Stability AI is known for its Stable Diffusion text-generating image model. Recently, the company has partnered with global semiconductor giant Arm to introduce the AI capabilities of generating audio into mobile devices. This collaboration enables the Stable Audio Open model to run completely on Arm CPUs, allowing users to quickly generate sound effects, audio samples and production elements on the device without an internet connection.

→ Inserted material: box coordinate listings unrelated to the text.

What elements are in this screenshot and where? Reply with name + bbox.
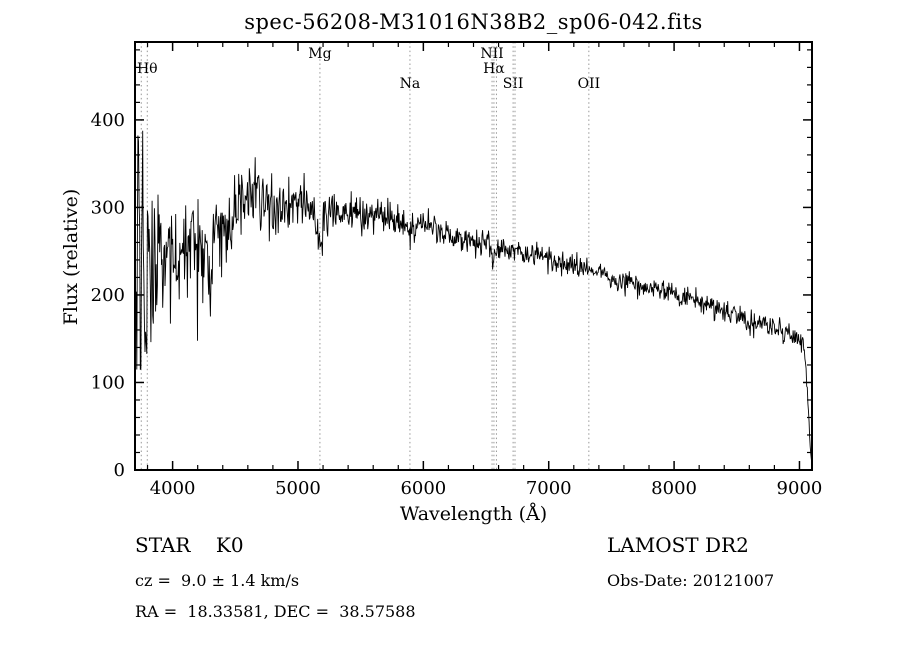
x-tick-label: 9000 (777, 478, 823, 499)
plot-title: spec-56208-M31016N38B2_sp06-042.fits (244, 10, 703, 34)
spectral-line-label: NII (480, 46, 503, 62)
y-tick-label: 0 (114, 460, 125, 481)
y-tick-label: 400 (91, 110, 125, 131)
coordinates-label: RA = 18.33581, DEC = 38.57588 (135, 602, 416, 621)
survey-label: LAMOST DR2 (607, 533, 749, 557)
obs-date-label: Obs-Date: 20121007 (607, 571, 775, 590)
x-tick-label: 8000 (651, 478, 697, 499)
y-tick-label: 300 (91, 197, 125, 218)
cz-velocity-label: cz = 9.0 ± 1.4 km/s (135, 571, 300, 590)
object-class-label: STAR K0 (135, 533, 244, 557)
axes-box (134, 41, 813, 471)
spectral-line-label: Mg (308, 46, 331, 62)
x-tick-label: 6000 (400, 478, 446, 499)
spectral-line-label: Hα (483, 61, 505, 77)
spectrum-path (135, 130, 812, 461)
x-axis-label: Wavelength (Å) (399, 503, 548, 525)
spectral-line-label: Na (400, 76, 421, 92)
x-tick-label: 5000 (275, 478, 321, 499)
spectral-line-label: SII (503, 76, 524, 92)
spectral-line-label: OII (578, 76, 601, 92)
y-tick-label: 100 (91, 372, 125, 393)
spectral-line-label: Hθ (137, 61, 158, 77)
y-tick-label: 200 (91, 285, 125, 306)
x-tick-label: 7000 (526, 478, 572, 499)
x-tick-label: 4000 (150, 478, 196, 499)
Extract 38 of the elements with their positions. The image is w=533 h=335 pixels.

Stability AI says that as generative artificial intelligence becomes more and more widely used among enterprises and professional creators, it is particularly important to ensure that our models and workflows are easily used in every creative field. This not only improves creative efficiency, but also helps seamlessly integrate these technologies into the visual media production process.
Faced with growing demand, the company aims to increase the efficiency of its models operating on edge devices. In the process of optimizing the Stable Audio Open model to suit mobile devices, the initial tests generated audio on an Arm CPU device for 240 seconds. By distilling the model and leveraging Arm's software stack, especially through the int8 matrix multiplication kernel in XNNPack's KleidiAI, the company successfully reduced the time to generate an 11-second audio clip to 8 seconds, improving the response speed by 30 times.
It should be noted that users need a compatible mobile device to experience this feature. Considering that most smartphones today are equipped with CPUs with Arm architecture, this technology has become more accessible to all kinds of users. In the future, Stability AI also plans to bring all its models in the fields of image, video and 3D to the edge devices, aiming to revolutionize the way visual media is created on mobile devices.